Six-month-old Other Brother Beer Company of Seaside is completing crowler deliveries to neighboring cities by bicycle, in collaboration with Green Pedal Couriers, whose owner happens to be an Other Brother regular. OBBC operations director Michael Nevares—one-third of a skeleton staff remaining after wide layoffs—concedes it’s “not really” enough to cover costs, but considerations from its bank and insurance carriers, and the temporary waiver of fees from its point-of-sale provider, help.
“It’s keeping us busy and bringing in a little bit of money to keep the essentials paid for,” says Nevares. “We planned the brewery for years, then we’re figuring out a whole new business model in days. Everything is a logistical challenge.” But, he adds, it feels good to meet a community need: “In the end, we’re trying to get beer to the people. They want it, they’re thirsty. Even if it’s not keeping the lights on 100%, it’s what we want to do, and it makes people happy.”
Learning New Roles
After five days of purely online sales, brewer Adrianna Hodapp of Three Weavers Brewing Company in Los Angeles is happy to report that, compared to typical tasting room revenue, sales are pretty good. Its staff is canning a dozen different drafts and relearning roles: Suddenly the brewers, the production team and warehouse staff are taking on new tasks like filling beer orders. “We’re doing all right,” she says.

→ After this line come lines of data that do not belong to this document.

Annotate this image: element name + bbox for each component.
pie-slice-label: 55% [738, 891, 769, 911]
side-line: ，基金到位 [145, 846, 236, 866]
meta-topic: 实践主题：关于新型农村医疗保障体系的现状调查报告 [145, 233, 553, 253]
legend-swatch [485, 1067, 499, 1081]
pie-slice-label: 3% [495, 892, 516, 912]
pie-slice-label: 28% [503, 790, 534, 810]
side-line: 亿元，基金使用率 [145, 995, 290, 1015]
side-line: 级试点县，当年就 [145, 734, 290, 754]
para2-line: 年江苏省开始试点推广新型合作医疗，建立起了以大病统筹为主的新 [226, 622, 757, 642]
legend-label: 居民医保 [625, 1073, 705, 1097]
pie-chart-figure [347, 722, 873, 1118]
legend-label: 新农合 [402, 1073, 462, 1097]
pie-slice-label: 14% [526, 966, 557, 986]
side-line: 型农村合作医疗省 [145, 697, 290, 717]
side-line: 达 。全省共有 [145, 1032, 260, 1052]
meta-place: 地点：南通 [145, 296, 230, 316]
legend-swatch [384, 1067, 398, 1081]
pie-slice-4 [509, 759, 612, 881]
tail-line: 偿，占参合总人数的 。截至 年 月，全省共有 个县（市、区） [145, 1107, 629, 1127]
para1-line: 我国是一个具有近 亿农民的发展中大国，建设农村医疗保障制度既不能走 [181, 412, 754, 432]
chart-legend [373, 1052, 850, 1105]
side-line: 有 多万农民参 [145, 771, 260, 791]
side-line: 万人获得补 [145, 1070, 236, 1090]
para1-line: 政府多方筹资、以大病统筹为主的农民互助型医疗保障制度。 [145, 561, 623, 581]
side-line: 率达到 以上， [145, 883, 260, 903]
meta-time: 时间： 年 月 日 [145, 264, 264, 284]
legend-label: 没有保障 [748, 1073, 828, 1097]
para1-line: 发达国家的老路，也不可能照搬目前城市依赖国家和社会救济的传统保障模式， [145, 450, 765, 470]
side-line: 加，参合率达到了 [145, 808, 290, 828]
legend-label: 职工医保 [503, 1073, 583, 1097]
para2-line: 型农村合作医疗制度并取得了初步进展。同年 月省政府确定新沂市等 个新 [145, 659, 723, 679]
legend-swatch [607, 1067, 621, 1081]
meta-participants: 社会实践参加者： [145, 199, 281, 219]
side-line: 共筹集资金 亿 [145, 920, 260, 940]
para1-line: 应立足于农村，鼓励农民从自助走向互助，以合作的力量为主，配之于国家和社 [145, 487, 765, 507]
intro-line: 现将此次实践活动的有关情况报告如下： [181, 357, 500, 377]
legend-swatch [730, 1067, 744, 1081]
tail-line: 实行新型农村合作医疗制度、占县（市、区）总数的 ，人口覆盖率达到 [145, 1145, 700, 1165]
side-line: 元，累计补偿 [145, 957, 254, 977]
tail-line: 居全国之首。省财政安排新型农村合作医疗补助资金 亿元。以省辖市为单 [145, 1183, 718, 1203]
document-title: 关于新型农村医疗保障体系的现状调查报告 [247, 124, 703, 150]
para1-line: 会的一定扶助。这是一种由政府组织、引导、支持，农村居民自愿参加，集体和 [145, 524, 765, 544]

In Sacramento, Urban Roots Brewing & Smokehouse is experiencing a similar adjustment of both business model and employee roles. What had been a staff of 50 for its restaurant and brewery is now down to a half-dozen. One-time marketing manager Troy Cooper finds himself working as a beertender and cook.
“All the more formal staff have forgotten about the office stuff and are just focused on keeping the operation going,” says Cooper. “We’re figuring out how to run a restaurant with only a few people, how to make the online menu easy to use and how to provide value while making a little money.”
As of last week, a limited menu of dishes like slow-smoked ribs and the restaurant’s popular barbecue burger are available for pickup or through UberEats. Family-style meals have been a crowd favorite, particularly a build-your-own taco kit that runs $20, serves two and includes smoked brisket or carnitas, rice, beans, limes, salsa, guacamole, cheese and a crowler of something like bestsellers Luna de Miel Mexican lager or Bigger on the Inside double IPA. “The goal is to give the community an option for food,” says Cooper, and to keep the business going.
In a vexing time, these stories of survival furnish welcome news for producers and consumers—and affirmation that beer-making is an essential service.